Warnings and Guardrails
Managing against unknown risk can be compared to driving down a mountain highway. The yellow lines that mark the lanes are comparable to a bank’s policies and procedures. They tell a bank how to operate to reach its objective.
A driver who veers outside those yellow lines typically will encounter a warning track or “rumble strips.” For a bank, those rumble strips are the key process indicators that management and boards monitor to detect if they are veering out of compliance or taking on unacceptable risk.
Beyond the rumble strips there are guardrails. Hitting the rails will cause some damage, but they are the last safety measure that keeps a car from going over the edge. These are comparable to regulatory penalties or enforcement actions: They can be costly and damaging, but often they are the last protection against failure.
These guides are like the major components of an ERM program. Monitoring and managing in response to them not only will help avoid failure but will minimize the risk of costly penalties while also helping to keep the bank moving toward achieving its goals.

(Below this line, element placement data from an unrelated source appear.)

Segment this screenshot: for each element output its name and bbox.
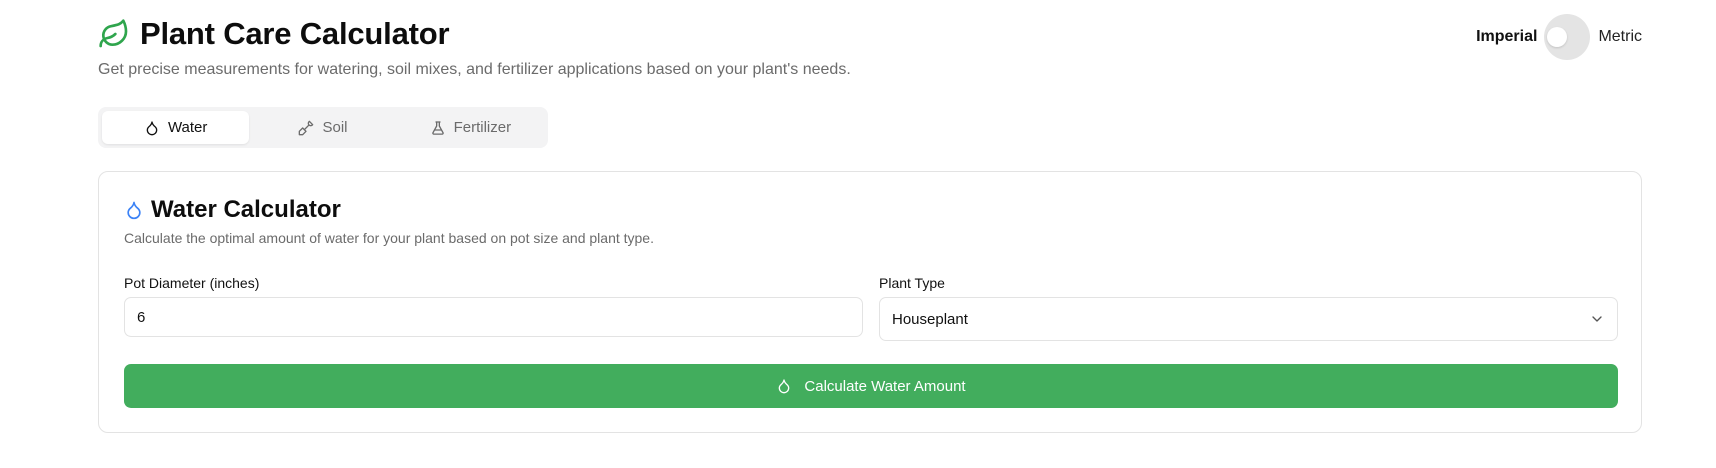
unit-label-imperial: Imperial bbox=[1476, 28, 1538, 45]
droplet-icon bbox=[124, 199, 144, 221]
tab-soil[interactable]: Soil bbox=[249, 111, 396, 144]
droplet-icon bbox=[144, 120, 160, 136]
pot-diameter-field: Pot Diameter (inches) bbox=[124, 275, 863, 337]
pot-diameter-input[interactable] bbox=[124, 297, 863, 337]
shovel-icon bbox=[298, 120, 314, 136]
calculate-button-label: Calculate Water Amount bbox=[804, 377, 966, 395]
tab-fertilizer-label: Fertilizer bbox=[453, 119, 512, 136]
page-title: Plant Care Calculator bbox=[140, 16, 450, 51]
tab-water-label: Water bbox=[167, 119, 208, 136]
card-title: Water Calculator bbox=[151, 196, 341, 223]
chevron-down-icon bbox=[1589, 311, 1605, 327]
tab-soil-label: Soil bbox=[322, 119, 348, 136]
page-header: Plant Care Calculator bbox=[98, 16, 450, 52]
calculate-water-button[interactable]: Calculate Water Amount bbox=[124, 364, 1618, 408]
unit-toggle: Imperial Metric bbox=[1476, 14, 1642, 60]
unit-label-metric: Metric bbox=[1598, 28, 1642, 45]
plant-type-select[interactable]: Houseplant bbox=[879, 297, 1618, 341]
droplet-icon bbox=[776, 378, 792, 394]
tab-fertilizer[interactable]: Fertilizer bbox=[397, 111, 544, 144]
plant-type-field: Plant Type Houseplant bbox=[879, 275, 1618, 341]
page-subtitle: Get precise measurements for watering, s… bbox=[98, 61, 851, 78]
plant-type-label: Plant Type bbox=[879, 275, 945, 291]
tab-water[interactable]: Water bbox=[102, 111, 250, 144]
leaf-icon bbox=[98, 18, 130, 50]
card-header: Water Calculator bbox=[124, 196, 341, 224]
water-calculator-card: Water Calculator Calculate the optimal a… bbox=[98, 171, 1642, 433]
plant-care-page: Plant Care Calculator Get precise measur… bbox=[0, 0, 1716, 468]
card-description: Calculate the optimal amount of water fo… bbox=[124, 230, 654, 246]
flask-icon bbox=[430, 120, 446, 136]
pot-diameter-label: Pot Diameter (inches) bbox=[124, 275, 260, 291]
unit-switch[interactable] bbox=[1544, 14, 1591, 60]
plant-type-value: Houseplant bbox=[892, 310, 968, 328]
calculator-tabs: Water Soil Fertilizer bbox=[98, 107, 548, 148]
switch-knob bbox=[1547, 27, 1568, 47]
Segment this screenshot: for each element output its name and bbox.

Note, though, that there are still unknown risks and hazards, such as unexpected weather and blind corners. It is important to manage the predictable risks effectively in order to be ready to respond quickly to the unexpected hazards. If the bank already is veering outside its safety zone, even a small unforeseen hazard can have catastrophic results.
Sustainable Risk Management: A Cultural View
The highway analogy is illustrative, but it has an important limitation: It addresses only the systems, processes, and technical aspects of ERM. As crucial as these tools are, they are secondary in importance to the vital cultural foundation that must be present in order for ERM—and ultimately sustainable risk management—to be effective.
ERM cannot succeed without complete support from the board and C-suite. The board must be active in asking strategic questions to validate management’s focus on risk management, identify gaps in the system, and establish and support a formal structure for identifying, assessing, and addressing risks and opportunities.
Clear ownership of the effort is important, and the bank must appoint a high-level executive responsible for the ERM process and program. At the same time, though, all members of the organization must recognize their own particular responsibilities.
For example, managers in all areas should be encouraged to participate in identifying and discussing risk and should understand the bank’s tolerance for opportunity and related risk. In addition, employees at all levels and in all functions should understand what risks the organization will and will not accept as well as their own specific responsibilities for helping to manage and mitigate risks.
These responsibilities can range from simple and obvious roles such as protecting cash in teller drawers to more complex responsibilities such as maintaining customer satisfaction and competitive position. In short, ERM and long-term sustainability must become embedded in the bank’s culture at all levels and in all positions.
By moving to this next level of ERM maturity—a level where ERM is embraced actively and embedded deeply in the organization—it is possible to advance beyond compliance alone and begin to add genuine value to the organization through better allocation of resources, improved decision-making, greater transparency, a stronger reputation among all stakeholders, and, ultimately, long-term sustainability.